Given:
Equation of Curve is:
[tex]y=\frac{1}{2}\ln (\sin ^2x)[/tex]
To find: Equation of tangent to the curve at point
[tex](\frac{\pi}{4},\frac{-1\ln 2}{2})[/tex]
Equation of tangent to the curve is given by:
[tex]y-y_1=m(x-x_1)[/tex]
where, m is slope of line.
Now, m is derivative of y with respect to x at given point.
Hence,
[tex]\begin{gathered} m=\frac{1}{2}\text{ }\times\frac{2\sin x\cos x}{\sin^2x} \\ m=\frac{\cos \text{ x}}{\sin \text{ x}} \\ m=\cot \text{ x} \end{gathered}[/tex]

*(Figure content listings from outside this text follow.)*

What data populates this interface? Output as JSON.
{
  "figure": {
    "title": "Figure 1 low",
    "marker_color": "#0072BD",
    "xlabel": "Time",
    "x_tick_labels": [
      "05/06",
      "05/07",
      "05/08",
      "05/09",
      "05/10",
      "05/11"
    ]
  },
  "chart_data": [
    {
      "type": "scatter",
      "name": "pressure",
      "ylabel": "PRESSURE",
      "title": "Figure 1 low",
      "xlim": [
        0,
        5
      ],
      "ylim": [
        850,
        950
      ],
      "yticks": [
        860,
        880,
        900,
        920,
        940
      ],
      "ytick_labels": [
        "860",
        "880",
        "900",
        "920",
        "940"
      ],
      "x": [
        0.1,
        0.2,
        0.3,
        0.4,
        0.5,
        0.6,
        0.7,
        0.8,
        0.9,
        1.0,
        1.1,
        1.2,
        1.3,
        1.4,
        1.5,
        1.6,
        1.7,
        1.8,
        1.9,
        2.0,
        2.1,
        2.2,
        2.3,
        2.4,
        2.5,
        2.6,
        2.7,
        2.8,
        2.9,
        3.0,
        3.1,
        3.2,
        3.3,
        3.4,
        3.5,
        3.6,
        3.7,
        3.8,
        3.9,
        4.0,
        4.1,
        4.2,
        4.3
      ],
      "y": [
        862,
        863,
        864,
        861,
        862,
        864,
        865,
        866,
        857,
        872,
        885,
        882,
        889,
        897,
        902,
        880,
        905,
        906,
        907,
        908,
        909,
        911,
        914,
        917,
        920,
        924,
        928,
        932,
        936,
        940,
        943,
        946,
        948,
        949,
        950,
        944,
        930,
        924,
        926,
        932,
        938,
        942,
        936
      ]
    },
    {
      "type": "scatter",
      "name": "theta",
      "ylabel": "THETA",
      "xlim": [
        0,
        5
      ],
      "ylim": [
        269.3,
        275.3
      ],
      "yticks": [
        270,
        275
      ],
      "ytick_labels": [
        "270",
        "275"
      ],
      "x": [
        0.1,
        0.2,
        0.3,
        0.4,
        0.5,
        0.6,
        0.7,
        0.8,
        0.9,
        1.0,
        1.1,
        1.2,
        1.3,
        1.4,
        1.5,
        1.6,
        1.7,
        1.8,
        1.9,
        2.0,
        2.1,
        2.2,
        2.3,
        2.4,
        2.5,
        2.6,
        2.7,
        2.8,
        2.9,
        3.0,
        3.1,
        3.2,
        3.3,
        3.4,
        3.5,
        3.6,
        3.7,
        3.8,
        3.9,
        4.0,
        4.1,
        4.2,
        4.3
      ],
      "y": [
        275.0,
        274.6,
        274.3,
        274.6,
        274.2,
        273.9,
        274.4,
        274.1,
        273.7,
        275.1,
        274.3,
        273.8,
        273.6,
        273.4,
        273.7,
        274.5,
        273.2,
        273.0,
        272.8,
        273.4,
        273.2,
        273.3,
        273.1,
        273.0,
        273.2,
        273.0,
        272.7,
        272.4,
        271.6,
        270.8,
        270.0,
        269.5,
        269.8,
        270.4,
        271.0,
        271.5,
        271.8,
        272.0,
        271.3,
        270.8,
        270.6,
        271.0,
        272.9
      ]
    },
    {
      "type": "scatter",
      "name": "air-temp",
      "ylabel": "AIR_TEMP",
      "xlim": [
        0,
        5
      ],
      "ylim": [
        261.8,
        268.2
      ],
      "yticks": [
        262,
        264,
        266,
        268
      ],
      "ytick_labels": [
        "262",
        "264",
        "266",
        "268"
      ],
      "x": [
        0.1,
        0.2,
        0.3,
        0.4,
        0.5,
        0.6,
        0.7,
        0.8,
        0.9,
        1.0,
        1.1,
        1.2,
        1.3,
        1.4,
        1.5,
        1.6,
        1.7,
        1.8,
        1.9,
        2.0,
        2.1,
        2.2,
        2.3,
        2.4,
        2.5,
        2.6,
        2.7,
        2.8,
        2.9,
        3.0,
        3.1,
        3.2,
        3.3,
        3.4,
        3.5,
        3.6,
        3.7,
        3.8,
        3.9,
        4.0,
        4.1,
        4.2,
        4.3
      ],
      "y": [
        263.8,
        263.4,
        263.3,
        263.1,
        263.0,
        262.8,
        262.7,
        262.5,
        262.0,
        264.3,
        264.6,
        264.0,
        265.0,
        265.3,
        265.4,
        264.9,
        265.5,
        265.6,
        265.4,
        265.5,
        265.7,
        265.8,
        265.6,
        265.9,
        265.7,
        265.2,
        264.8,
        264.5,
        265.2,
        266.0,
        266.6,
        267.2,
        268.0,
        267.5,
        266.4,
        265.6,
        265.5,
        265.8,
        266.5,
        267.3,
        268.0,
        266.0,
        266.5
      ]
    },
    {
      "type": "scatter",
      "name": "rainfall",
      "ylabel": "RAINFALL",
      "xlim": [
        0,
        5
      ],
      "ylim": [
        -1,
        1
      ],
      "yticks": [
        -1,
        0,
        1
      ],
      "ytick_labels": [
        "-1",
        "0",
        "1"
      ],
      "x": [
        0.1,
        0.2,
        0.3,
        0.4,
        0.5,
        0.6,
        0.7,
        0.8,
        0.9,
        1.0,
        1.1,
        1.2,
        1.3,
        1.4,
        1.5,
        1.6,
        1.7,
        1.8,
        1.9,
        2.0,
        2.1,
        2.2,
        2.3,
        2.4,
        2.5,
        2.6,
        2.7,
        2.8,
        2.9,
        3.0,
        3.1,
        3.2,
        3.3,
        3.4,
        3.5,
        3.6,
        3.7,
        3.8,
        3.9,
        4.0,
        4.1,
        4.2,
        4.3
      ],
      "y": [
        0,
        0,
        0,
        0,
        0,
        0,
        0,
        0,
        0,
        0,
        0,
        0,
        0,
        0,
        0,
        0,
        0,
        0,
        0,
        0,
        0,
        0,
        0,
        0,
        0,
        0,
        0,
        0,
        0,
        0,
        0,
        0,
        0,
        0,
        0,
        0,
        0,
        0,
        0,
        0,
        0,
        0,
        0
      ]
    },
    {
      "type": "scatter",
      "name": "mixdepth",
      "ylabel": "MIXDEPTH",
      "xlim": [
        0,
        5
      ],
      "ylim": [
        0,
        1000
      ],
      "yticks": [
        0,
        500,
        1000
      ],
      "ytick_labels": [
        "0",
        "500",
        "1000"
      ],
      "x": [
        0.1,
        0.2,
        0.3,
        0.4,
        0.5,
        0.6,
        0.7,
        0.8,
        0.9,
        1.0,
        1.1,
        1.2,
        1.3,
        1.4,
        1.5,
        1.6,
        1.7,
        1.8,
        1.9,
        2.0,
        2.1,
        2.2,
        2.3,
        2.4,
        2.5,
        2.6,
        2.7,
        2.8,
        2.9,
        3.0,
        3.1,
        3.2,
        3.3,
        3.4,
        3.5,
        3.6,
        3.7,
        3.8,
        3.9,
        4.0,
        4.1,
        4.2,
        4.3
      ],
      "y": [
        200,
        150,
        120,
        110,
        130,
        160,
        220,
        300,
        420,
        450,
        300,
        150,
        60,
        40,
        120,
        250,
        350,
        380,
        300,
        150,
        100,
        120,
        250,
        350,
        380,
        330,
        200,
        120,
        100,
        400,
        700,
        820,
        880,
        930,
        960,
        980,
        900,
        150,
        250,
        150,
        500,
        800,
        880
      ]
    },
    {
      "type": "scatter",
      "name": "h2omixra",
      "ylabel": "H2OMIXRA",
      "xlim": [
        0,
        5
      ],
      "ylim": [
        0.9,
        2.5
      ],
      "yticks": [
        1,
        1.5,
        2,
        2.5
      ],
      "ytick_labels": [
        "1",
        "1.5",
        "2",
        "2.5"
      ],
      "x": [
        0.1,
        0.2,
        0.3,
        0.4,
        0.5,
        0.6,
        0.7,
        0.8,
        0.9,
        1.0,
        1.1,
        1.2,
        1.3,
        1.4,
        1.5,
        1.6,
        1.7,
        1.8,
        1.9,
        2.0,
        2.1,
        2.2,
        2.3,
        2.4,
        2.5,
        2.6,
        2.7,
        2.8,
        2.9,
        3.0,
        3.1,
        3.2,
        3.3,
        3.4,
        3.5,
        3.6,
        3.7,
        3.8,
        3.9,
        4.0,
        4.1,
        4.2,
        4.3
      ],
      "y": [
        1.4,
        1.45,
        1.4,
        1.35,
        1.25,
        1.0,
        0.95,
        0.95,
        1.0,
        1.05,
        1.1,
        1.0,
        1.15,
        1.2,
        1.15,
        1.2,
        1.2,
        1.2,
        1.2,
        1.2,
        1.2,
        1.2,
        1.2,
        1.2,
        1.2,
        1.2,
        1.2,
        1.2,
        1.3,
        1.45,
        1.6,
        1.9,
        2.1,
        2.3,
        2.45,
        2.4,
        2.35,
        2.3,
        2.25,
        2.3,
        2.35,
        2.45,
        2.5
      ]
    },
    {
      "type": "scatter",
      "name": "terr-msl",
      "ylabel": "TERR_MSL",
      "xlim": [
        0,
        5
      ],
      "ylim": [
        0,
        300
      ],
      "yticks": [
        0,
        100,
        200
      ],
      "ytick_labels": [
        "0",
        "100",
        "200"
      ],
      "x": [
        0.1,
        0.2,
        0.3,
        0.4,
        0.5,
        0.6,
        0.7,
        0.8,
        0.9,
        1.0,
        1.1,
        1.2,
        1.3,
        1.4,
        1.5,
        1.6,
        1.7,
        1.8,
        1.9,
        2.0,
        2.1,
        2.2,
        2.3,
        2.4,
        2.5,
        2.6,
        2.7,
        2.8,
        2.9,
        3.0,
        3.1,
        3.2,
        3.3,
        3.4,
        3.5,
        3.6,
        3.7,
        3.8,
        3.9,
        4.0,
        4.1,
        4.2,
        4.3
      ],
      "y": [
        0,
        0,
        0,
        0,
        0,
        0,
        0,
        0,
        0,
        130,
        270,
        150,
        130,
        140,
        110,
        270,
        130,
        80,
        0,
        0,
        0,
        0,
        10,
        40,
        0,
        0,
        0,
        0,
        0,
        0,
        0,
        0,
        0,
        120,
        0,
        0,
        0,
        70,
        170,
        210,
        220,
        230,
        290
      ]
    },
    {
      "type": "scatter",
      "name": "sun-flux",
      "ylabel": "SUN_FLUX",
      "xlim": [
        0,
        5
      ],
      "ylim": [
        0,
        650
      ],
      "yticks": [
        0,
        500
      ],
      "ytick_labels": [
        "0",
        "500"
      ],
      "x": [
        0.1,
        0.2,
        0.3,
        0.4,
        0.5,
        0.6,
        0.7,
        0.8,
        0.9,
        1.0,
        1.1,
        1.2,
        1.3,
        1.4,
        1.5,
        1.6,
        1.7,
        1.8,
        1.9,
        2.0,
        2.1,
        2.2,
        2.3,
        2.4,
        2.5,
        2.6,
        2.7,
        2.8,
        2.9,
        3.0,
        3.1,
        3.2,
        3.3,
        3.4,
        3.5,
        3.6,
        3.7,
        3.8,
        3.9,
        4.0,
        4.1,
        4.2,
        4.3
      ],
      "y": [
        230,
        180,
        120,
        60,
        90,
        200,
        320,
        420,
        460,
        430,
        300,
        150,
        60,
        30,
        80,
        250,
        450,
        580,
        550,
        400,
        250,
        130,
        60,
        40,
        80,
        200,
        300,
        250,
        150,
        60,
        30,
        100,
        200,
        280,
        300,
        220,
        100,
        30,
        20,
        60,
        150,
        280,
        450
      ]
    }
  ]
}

At given point, the slope m is:
[tex]\begin{gathered} m=\cot (\frac{\pi}{4}) \\ m=1 \end{gathered}[/tex]
Therefore,the equation of tangent to the curve is given as:
[tex]\begin{gathered} y-y_1=1(x-x_1) \\ y-(\frac{-1(\ln \text{ 2))}}{2})=x-\frac{\pi}{4} \\ \frac{2y+\ln \text{ 2}}{2}=\frac{4x-\pi}{4} \\ 2y+\ln 2=\frac{4x-\pi}{2} \end{gathered}[/tex][tex]\begin{gathered} 4y+2\ln 2=4x-\pi \\ 4y=4x-\pi-2\ln 2 \end{gathered}[/tex]
Thus the required equation of tangent to the curve is
[tex]4y=4x-\pi-2\ln 2[/tex]